Stafsinge IF
- Full name: Stafsinge Idrottsförening
- Nickname: SIF
- Founded: 1943
- Ground: Stafsinge IP Falkenberg Sweden
- Chairman: Bengt-Erik Karlsson
- Head coach: Magnus Eriksson
- League: Division 3 Sydvästra Götaland
- 2019: Division 2 Västra Götaland, 14th
| Home colours | Away colours |

= Stafsinge IF =

Swedish football club

Stafsinge IF is a Swedish football club located in Falkenberg in Halland County.

==Background==
Stafsinge Idrottsförening were formed on 25 August 1943 at a meeting at the local community hall. The current coach of IF Elfsborg, Magnus Haglund, was the coach of SIF in the years 1998–99.

Since their foundation Stafsinge IF has participated mainly in the middle and lower divisions of the Swedish football league system. The club currently plays in Division 3 Sydvästra Götaland which is the fifth tier of Swedish football. They play their home matches at the Stafsinge IP in Falkenberg.

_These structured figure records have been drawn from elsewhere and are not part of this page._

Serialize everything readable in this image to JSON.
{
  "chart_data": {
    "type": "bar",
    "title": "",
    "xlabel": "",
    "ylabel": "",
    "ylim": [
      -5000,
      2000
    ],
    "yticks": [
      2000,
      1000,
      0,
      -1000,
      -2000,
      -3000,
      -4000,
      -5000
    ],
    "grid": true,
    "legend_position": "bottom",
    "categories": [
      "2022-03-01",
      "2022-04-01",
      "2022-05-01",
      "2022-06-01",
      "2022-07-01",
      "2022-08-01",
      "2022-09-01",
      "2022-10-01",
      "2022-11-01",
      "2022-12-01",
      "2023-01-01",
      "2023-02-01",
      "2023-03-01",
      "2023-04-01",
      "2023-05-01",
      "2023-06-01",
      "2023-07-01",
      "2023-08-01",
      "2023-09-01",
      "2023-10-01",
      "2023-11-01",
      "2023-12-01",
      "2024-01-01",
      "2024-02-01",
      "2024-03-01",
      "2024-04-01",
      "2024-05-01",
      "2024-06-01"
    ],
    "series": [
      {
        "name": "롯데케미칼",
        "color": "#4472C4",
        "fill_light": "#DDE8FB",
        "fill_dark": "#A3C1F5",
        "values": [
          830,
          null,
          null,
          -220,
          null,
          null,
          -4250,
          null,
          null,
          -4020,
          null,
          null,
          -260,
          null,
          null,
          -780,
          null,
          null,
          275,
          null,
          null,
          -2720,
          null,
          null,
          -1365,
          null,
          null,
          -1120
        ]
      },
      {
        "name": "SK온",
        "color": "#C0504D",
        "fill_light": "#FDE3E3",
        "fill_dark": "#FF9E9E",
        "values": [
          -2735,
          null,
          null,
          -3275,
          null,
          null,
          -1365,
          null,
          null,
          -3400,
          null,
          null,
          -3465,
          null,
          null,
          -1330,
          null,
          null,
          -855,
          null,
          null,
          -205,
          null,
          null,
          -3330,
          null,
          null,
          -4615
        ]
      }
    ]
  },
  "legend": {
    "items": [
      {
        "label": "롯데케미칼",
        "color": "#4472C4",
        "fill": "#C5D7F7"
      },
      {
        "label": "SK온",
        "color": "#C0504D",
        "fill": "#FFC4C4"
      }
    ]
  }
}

Stafsinge IF are affiliated to Hallands Fotbollförbund.

==Recent history==
In recent seasons Stafsinge IF have competed in the following divisions:

2012 – Division III, Sydvästra Götaland

2011 – Division III, Sydvästra Götaland

2010 – Division IV, Halland Elit

2009 – Division IV, Halland Elit

2008 – Division IV, Halland Elit

2007 – Division IV, Halland

2006 – Division IV, Halland

2005 – Division V, Halland Södra

2004 – Division V, Halland Södra

2003 – Division V, Halland Södra

2002 – Division V, Halland Norra

2001 – Division V, Halland Södra

2000 – Division VI, Halland Södra

1999 – Division VI, Halland Södra

==Attendances==

In recent seasons Stafsinge IF have had the following average attendances:

| Season | Average Attendance | Division / Section | Level |
|---|---|---|---|
| 2008 | Not available | Div 4 Halland Elit | Tier 6 |
| 2009 | 146 | Div 4 Halland Elit | Tier 6 |
| 2010 | 164 | Div 4 Halland Elit | Tier 6 |

- Attendances are provided in the Publikliga sections of the Svenska Fotbollförbundet website.